Risques liés au détournement des navires
Pour éviter ces zones, les exploitants de navires peuvent envisager d'autres itinéraires plus sûrs, mais ces options ont souvent un coût matériel et immatériel.
Allianz alerte sur les impacts quant à la sécurité en mer et à l’environnement : « les vents et l’état de la mer pourraient mettre à l’épreuve les petits navires naviguant d’ordinaire dans les eaux côtières. En cas d’incident impliquant de grands navires, les moyens tels que des ports de refuge adaptés ou des opérations de sauvetage complexes pourraient être difficilement disponibles ».
Quant à l’aberration écologique, le déroutement des porte-conteneurs depuis le canal de Suez vers le cap de Bonne-Espérance provoquerait, selon Allianz, une hausse de 70 % émissions de gaz à effet de serre pour une rotation entre Singapour et l’Europe du Nord.

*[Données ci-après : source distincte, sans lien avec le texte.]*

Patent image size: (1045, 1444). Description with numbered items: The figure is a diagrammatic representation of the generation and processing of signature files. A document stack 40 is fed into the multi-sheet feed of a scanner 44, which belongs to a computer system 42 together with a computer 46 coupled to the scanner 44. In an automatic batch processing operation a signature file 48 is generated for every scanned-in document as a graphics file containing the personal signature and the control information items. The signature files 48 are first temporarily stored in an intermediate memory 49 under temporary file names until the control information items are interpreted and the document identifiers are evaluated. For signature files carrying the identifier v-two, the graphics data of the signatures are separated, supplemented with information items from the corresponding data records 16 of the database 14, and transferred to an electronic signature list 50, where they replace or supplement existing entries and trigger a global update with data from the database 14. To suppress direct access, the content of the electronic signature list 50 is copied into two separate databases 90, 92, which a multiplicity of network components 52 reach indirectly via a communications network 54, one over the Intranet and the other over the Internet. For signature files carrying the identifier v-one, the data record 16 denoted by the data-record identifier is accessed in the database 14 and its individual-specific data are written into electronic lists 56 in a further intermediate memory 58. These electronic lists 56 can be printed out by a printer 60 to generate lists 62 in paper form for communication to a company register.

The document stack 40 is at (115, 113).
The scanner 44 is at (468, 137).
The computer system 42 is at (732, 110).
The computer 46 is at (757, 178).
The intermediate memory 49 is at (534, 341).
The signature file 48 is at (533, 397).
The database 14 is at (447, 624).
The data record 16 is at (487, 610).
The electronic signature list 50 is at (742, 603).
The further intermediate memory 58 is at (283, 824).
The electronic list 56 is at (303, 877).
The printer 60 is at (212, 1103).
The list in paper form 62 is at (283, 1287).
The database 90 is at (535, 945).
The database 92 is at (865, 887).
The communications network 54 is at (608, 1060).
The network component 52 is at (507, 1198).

L’évitement de la mer Rouge a déjà été cité comme la principale cause de la hausse de 14 % des émissions de carbone dans le transport maritime de l’UE au cours des deux premiers mois de l'année.
Les mentalités évoluent
Dans un contexte de perturbations allant de la guerre commerciale entre les États-Unis et la Chine à l'impact de la pandémie sur la demande, en passant par des instabilités régionales, les concepts de reshoring et de friendshoring gagnent du terrain signalant une transformation sur la façon dont les risques liés à la supply chain sont perçus et gérés. Sans doute avec d'autres aléas sous-jacents.